I’m in a mall right now, at the food court, surrounded by neon and bright decorations in a vaguely southwest style. Rattlesnake sculptures with glowing red tongues and rattles, gila monsters with neon haloes, and the like adorn the pillars in this boomy place, and all around me are the classics: Wendys, Dairy Queen, Orange Julius.
Of course I sat with a view of the Hot Dog On A Stick franchise. I don’t think they ever sell any food, rather I think the chain is funded by a sadistic old man performing a long-term social experiment to discover the lower limit of human pride by paying pretty girls to wear the ugliest clothes imaginable in public.

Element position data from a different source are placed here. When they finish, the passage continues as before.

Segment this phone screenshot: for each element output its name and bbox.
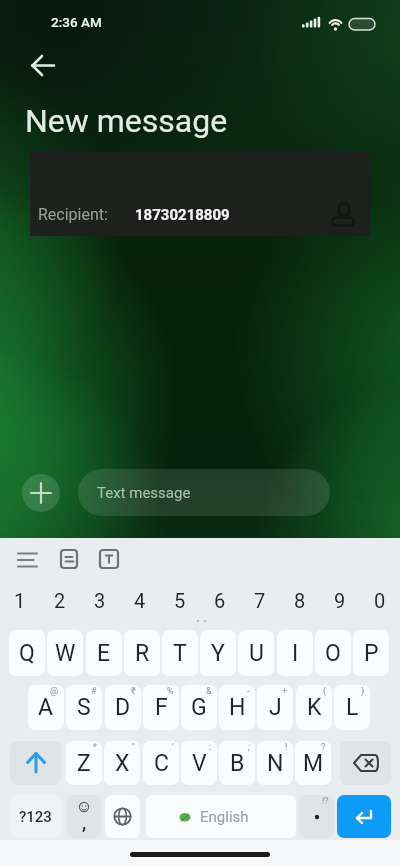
button[interactable]: O bbox=[315, 630, 351, 676]
button[interactable]: 9 bbox=[320, 585, 360, 615]
staticText: H bbox=[229, 694, 246, 721]
staticText: X bbox=[115, 750, 130, 777]
button[interactable]: T bbox=[162, 630, 198, 676]
staticText: : bbox=[209, 742, 212, 753]
staticText: A bbox=[38, 694, 54, 721]
button[interactable] bbox=[105, 795, 140, 838]
button[interactable]: N bbox=[257, 741, 293, 785]
staticText: English bbox=[200, 808, 249, 826]
button[interactable]: , bbox=[67, 795, 101, 838]
button[interactable]: G bbox=[181, 685, 217, 730]
button[interactable]: P bbox=[353, 630, 389, 676]
staticText: - bbox=[247, 686, 250, 697]
staticText: F bbox=[155, 694, 168, 721]
button[interactable] bbox=[58, 544, 82, 572]
staticText: 1 bbox=[14, 589, 26, 612]
button[interactable]: U bbox=[238, 630, 274, 676]
button[interactable]: K bbox=[296, 685, 332, 730]
button[interactable]: C bbox=[143, 741, 179, 785]
staticText: 6 bbox=[214, 589, 226, 612]
button[interactable]: 1 bbox=[0, 585, 40, 615]
staticText: C bbox=[154, 750, 169, 777]
staticText: + bbox=[282, 686, 288, 697]
staticText: L bbox=[346, 694, 359, 721]
button[interactable]: 2 bbox=[40, 585, 80, 615]
button[interactable]: Z bbox=[66, 741, 102, 785]
button[interactable]: S bbox=[66, 685, 102, 730]
staticText: Text message bbox=[97, 484, 191, 502]
staticText: J bbox=[269, 694, 282, 721]
staticText: W bbox=[55, 640, 76, 667]
staticText: E bbox=[97, 640, 111, 667]
button[interactable]: I bbox=[277, 630, 313, 676]
button[interactable]: L bbox=[334, 685, 370, 730]
staticText: P bbox=[364, 640, 379, 667]
staticText: 18730218809 bbox=[135, 206, 230, 224]
button[interactable]: D bbox=[105, 685, 141, 730]
button[interactable]: B bbox=[219, 741, 255, 785]
staticText: B bbox=[230, 750, 245, 777]
button[interactable] bbox=[22, 46, 66, 86]
staticText: O bbox=[325, 640, 341, 667]
button[interactable]: M bbox=[295, 741, 331, 785]
button[interactable] bbox=[10, 741, 61, 785]
button[interactable]: F bbox=[143, 685, 179, 730]
staticText: New message bbox=[25, 102, 228, 140]
staticText: Q bbox=[19, 640, 35, 667]
staticText: ? bbox=[321, 742, 326, 753]
staticText: S bbox=[77, 694, 91, 721]
button[interactable]: 0 bbox=[360, 585, 400, 615]
button[interactable]: H bbox=[219, 685, 255, 730]
button[interactable]: X bbox=[104, 741, 140, 785]
staticText: T bbox=[173, 640, 187, 667]
button[interactable] bbox=[22, 474, 60, 512]
staticText: 9 bbox=[334, 589, 346, 612]
staticText: I bbox=[292, 640, 299, 667]
button[interactable]: W bbox=[47, 630, 83, 676]
staticText: ₹ bbox=[131, 686, 136, 697]
button[interactable]: A bbox=[28, 685, 64, 730]
staticText: # bbox=[91, 686, 97, 697]
staticText: , bbox=[82, 811, 87, 833]
staticText: ; bbox=[248, 742, 250, 753]
button[interactable]: 7 bbox=[240, 585, 280, 615]
button[interactable]: R bbox=[124, 630, 160, 676]
button[interactable] bbox=[12, 544, 44, 576]
staticText: Recipient: bbox=[38, 205, 108, 224]
button[interactable]: 8 bbox=[280, 585, 320, 615]
button[interactable]: 5 bbox=[160, 585, 200, 615]
staticText: D bbox=[115, 694, 131, 721]
button[interactable]: Q bbox=[9, 630, 45, 676]
button[interactable]: !? bbox=[299, 795, 334, 838]
staticText: !? bbox=[322, 796, 329, 807]
button[interactable] bbox=[97, 544, 123, 572]
staticText: ' bbox=[172, 742, 174, 753]
staticText: & bbox=[206, 686, 212, 697]
staticText: 2:36 AM bbox=[51, 14, 102, 30]
staticText: 2 bbox=[54, 589, 66, 612]
staticText: Z bbox=[77, 750, 91, 777]
staticText: 7 bbox=[254, 589, 266, 612]
button[interactable]: 3 bbox=[80, 585, 120, 615]
button[interactable]: Recipient: bbox=[30, 152, 370, 236]
staticText: V bbox=[192, 750, 207, 777]
button[interactable] bbox=[337, 795, 391, 838]
button[interactable]: Text message bbox=[78, 469, 330, 516]
button[interactable]: E bbox=[86, 630, 122, 676]
staticText: 0 bbox=[374, 589, 386, 612]
button[interactable]: ?123 bbox=[10, 795, 61, 838]
button[interactable]: English bbox=[146, 795, 296, 838]
button[interactable]: J bbox=[257, 685, 293, 730]
staticText: ?123 bbox=[19, 808, 52, 826]
button[interactable]: 4 bbox=[120, 585, 160, 615]
staticText: ( bbox=[323, 686, 327, 697]
staticText: % bbox=[167, 686, 174, 697]
button[interactable]: V bbox=[181, 741, 217, 785]
staticText: ) bbox=[361, 686, 365, 697]
button[interactable]: 6 bbox=[200, 585, 240, 615]
staticText: * bbox=[93, 742, 97, 753]
button[interactable]: Y bbox=[200, 630, 236, 676]
staticText: G bbox=[191, 694, 207, 721]
staticText: ! bbox=[285, 742, 288, 753]
button[interactable] bbox=[340, 741, 391, 785]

I chose none of the above delights to break my fast; I was drawn to a blue neon sign hollering “Ichiban” into the void. They were just bringing the first trays of chow from the back, and I looked over the vaguely asian fare as it lay glistening under the lamps. The red peppers I call “hot little mothers” were abundant in a couple of the dishes, and I knew I had found my chow.

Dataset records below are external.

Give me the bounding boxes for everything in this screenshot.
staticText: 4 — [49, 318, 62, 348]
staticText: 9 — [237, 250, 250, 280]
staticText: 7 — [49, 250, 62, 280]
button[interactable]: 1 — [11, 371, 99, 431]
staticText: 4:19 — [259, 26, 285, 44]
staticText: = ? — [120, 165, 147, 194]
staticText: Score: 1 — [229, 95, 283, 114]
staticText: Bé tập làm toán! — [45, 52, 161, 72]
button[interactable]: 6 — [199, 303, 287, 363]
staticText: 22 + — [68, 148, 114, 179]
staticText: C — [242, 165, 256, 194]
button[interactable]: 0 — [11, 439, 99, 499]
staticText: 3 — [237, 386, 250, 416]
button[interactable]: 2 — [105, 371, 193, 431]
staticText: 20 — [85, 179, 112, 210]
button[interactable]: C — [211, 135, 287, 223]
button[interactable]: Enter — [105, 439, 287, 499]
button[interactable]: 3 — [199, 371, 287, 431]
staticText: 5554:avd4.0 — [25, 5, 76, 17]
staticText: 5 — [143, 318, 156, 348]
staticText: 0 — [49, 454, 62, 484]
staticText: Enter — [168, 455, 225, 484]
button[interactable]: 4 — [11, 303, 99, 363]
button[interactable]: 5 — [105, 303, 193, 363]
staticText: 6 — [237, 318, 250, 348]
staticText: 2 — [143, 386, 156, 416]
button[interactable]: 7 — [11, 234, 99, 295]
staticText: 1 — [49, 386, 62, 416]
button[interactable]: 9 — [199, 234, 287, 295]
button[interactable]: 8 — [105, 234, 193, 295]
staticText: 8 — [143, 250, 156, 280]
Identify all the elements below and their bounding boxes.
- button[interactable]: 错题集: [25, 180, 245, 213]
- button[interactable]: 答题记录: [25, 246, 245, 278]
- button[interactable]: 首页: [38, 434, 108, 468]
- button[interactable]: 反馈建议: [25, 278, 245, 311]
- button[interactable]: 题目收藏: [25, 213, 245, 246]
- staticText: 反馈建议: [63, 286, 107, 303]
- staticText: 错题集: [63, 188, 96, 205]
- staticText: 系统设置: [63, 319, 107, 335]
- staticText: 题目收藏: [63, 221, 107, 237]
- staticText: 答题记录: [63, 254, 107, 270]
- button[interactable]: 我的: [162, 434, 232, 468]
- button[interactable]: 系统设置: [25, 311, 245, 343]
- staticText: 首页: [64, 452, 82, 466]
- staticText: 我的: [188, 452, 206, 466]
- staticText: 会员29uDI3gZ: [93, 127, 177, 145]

I am woefully out of shape; the hot little mothers are really hot this morning. Still, after eating a few of them, I can feel the endorphins start to work. Add the fat, salt, and sugar from the food, top it off with a refill of Coke, and I’m processing a chemical cocktail that is working very well with the jet-lag, thank you very much. Synergy at its finest.
Now I’m off to Bigass Bookstore to look for a book about pet therapy that is technical, at least 150 pages long, and hasn’t been translated into czech yet. (It’s for a friend! Really!) Wish me luck.